We have talked about Ollama several times on our site, explaining how it is possible to use it to install LLMs locally and how to integrate them into your applications using different frameworks such as Spring AI and LangChain. Now we will explore a new versatile alternative that allows Ollama to be integrated with any software regardless of the language or framework with which it is implemented. We are talking about the Ollama REST API.
In fact, the Ollama REST API offers the exact same functionality that we can experience from the command line but allows remote invocation, transforming your machine into a real web-server.
What are the benefits of Ollama REST API?
Exposing the functionality offered by LLMs using the Representational State Transfer (REST) protocol offers several advantages for developers:
- Scalability: Since REST APIs are stateless by nature, they allow the creation of easily scalable applications. The processing of linguistic models is a very “heavy” operation from a computational point of view. Thanks to the REST API it is possible to deploy multiple Ollama server instances and distribute the load across multiple nodes.
- Compatibility: The REST protocol defines common standards that allow functionality to be integrated using simple HTTP invocations. This allows you to include the capabilities offered by AI with any tool or platform including web browsers, mobile devices and IoT devices.
Prerequisites
In this tutorial we will use the curl command which is usually present natively on any Linux/Mac device and which can also be installed on Windows. Alternatively, you can use a graphical interface like Postman to do the tests.

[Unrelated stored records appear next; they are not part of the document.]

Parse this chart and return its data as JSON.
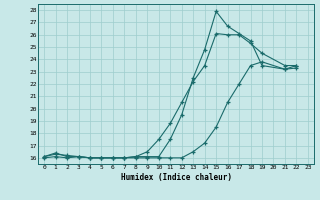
{
  "background_color": "#c8e8e8",
  "grid_color": "#9ecece",
  "line_color": "#1a6b6b",
  "xlabel": "Humidex (Indice chaleur)",
  "xlim_min": -0.5,
  "xlim_max": 23.5,
  "ylim_min": 15.5,
  "ylim_max": 28.5,
  "xticks": [
    0,
    1,
    2,
    3,
    4,
    5,
    6,
    7,
    8,
    9,
    10,
    11,
    12,
    13,
    14,
    15,
    16,
    17,
    18,
    19,
    20,
    21,
    22,
    23
  ],
  "yticks": [
    16,
    17,
    18,
    19,
    20,
    21,
    22,
    23,
    24,
    25,
    26,
    27,
    28
  ],
  "x_values": [
    0,
    1,
    2,
    3,
    4,
    5,
    6,
    7,
    8,
    9,
    10,
    11,
    12,
    13,
    14,
    15,
    16,
    17,
    18,
    19,
    21,
    22
  ],
  "series1": [
    16.1,
    16.4,
    16.1,
    16.1,
    16.0,
    16.0,
    16.0,
    16.0,
    16.1,
    16.1,
    16.1,
    17.5,
    19.5,
    22.5,
    24.8,
    27.9,
    26.7,
    26.1,
    25.5,
    23.5,
    23.2,
    23.5
  ],
  "series2": [
    16.0,
    16.1,
    16.0,
    16.1,
    16.0,
    16.0,
    16.0,
    16.0,
    16.0,
    16.0,
    16.0,
    16.0,
    16.0,
    16.5,
    17.2,
    18.5,
    20.5,
    22.0,
    23.5,
    23.8,
    23.2,
    23.3
  ],
  "series3": [
    16.1,
    16.3,
    16.2,
    16.1,
    16.0,
    16.0,
    16.0,
    16.0,
    16.1,
    16.5,
    17.5,
    18.8,
    20.5,
    22.2,
    23.5,
    26.1,
    26.0,
    26.0,
    25.3,
    24.5,
    23.5,
    23.5
  ]
}
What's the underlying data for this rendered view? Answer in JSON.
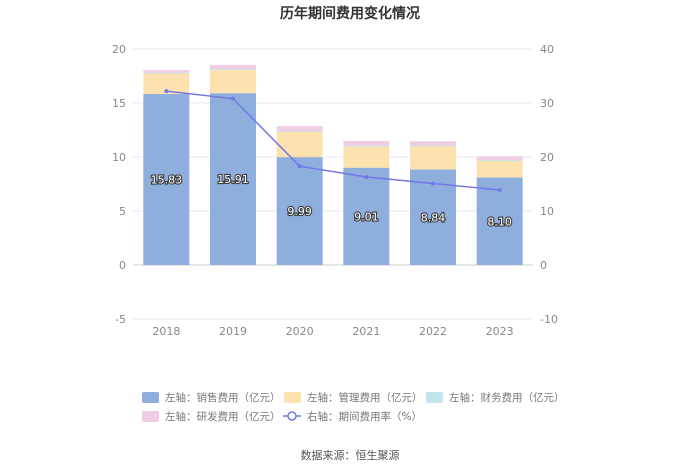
{
  "chart_data": {
    "type": "bar",
    "title": "历年期间费用变化情况",
    "categories": [
      "2018",
      "2019",
      "2020",
      "2021",
      "2022",
      "2023"
    ],
    "left_axis": {
      "ylim": [
        -5,
        20
      ],
      "ticks": [
        "-5",
        "0",
        "5",
        "10",
        "15",
        "20"
      ]
    },
    "right_axis": {
      "ylim": [
        -10,
        40
      ],
      "ticks": [
        "-10",
        "0",
        "10",
        "20",
        "30",
        "40"
      ]
    },
    "series": [
      {
        "name": "左轴：销售费用（亿元）",
        "kind": "bar-stacked",
        "axis": "left",
        "color": "#8eaedd",
        "values": [
          15.83,
          15.91,
          9.99,
          9.01,
          8.84,
          8.1
        ],
        "labels": [
          "15.83",
          "15.91",
          "9.99",
          "9.01",
          "8.84",
          "8.10"
        ]
      },
      {
        "name": "左轴：管理费用（亿元）",
        "kind": "bar-stacked",
        "axis": "left",
        "color": "#fde2b0",
        "values": [
          1.95,
          2.2,
          2.4,
          2.0,
          2.2,
          1.6
        ]
      },
      {
        "name": "左轴：财务费用（亿元）",
        "kind": "bar-stacked",
        "axis": "left",
        "color": "#bfe6ea",
        "values": [
          0.02,
          0.02,
          0.02,
          0.02,
          0.02,
          0.02
        ]
      },
      {
        "name": "左轴：研发费用（亿元）",
        "kind": "bar-stacked",
        "axis": "left",
        "color": "#efcde5",
        "values": [
          0.25,
          0.4,
          0.45,
          0.45,
          0.4,
          0.35
        ]
      },
      {
        "name": "右轴：期间费用率（%）",
        "kind": "line",
        "axis": "right",
        "color": "#7277e8",
        "values": [
          32.2,
          30.8,
          18.3,
          16.3,
          15.1,
          13.9
        ]
      }
    ],
    "grid": true,
    "legend_position": "bottom"
  },
  "footer": {
    "source": "数据来源：恒生聚源"
  }
}
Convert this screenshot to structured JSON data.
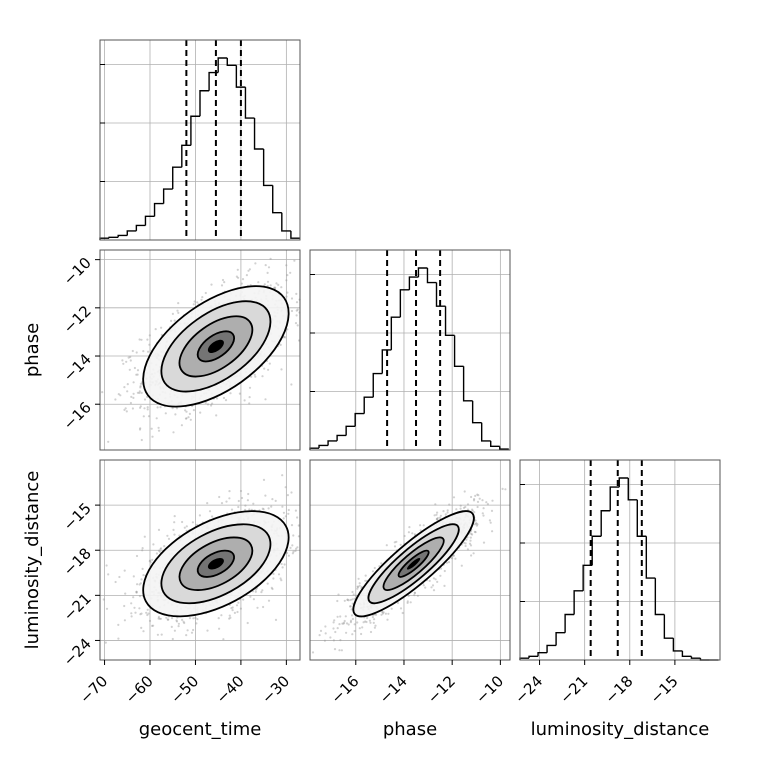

As a model we will instead use Phi3 which is very lightweight and can run locally on most hardware.
The main APIs
There are three fundamental endpoints of the Ollama REST API:
Pull
So let’s start with the API that allows you to pull a model and download it to your local machine. If you have not already downloaded Phi3 previously you can do so by invoking the following REST endpoint:
curl http://localhost:11434/api/pull -d '{
"name": "phi3"
}'
The request is very simple and consists of a single input parameter which represents the name of the model. By default the Ollama server is exposed on port 11434.
List
Once the download is complete, we can check the availability of the model by invoking the list API which outputs the list of models present locally.
curl http://localhost:11434/api/tags
Chat
The main API is definitely the one that allows you to chat with the LLM.
curl http://localhost:11434/api/chat -d '{
"model": "phi3",
"messages": [
{
"role": "user",
"content": "what is a REST API?"
}
],
"stream": false
}'
By default Ollama exposes APIs in “stream” format. This means that the response will be composed of a large number of messages, each of which represents a token (i.e. a word). This mode is very useful if you want to receive the answer progressively without long waiting times (as if there were a person on the other end writing one word at a time) but the output is difficult to read by eye. It is possible to solve the problem by inserting the “stream: false” parameter.
The model output will look like this:
{
"model": "phi3",
"created_at": "2024-05-12T13:06:42.049683Z",
"message": {
"role": "assistant",
"content": "A REST API (Representational State Transfer Application Programming Interface) is an architectural style for designing networked applications. It uses standard HTTP methods like GET, POST, PUT, and DELETE to perform operations on resources, which are typically identified by URLs. ..."
},
"done": true,
"total_duration": 21016115542,
"load_duration": 10267708,
"prompt_eval_duration": 862673000,
"eval_count": 406,
"eval_duration": 20134192000
}
In conclusion, using the Ollama REST API developers can quickly create intelligent, conversational applications that enrich the user experience.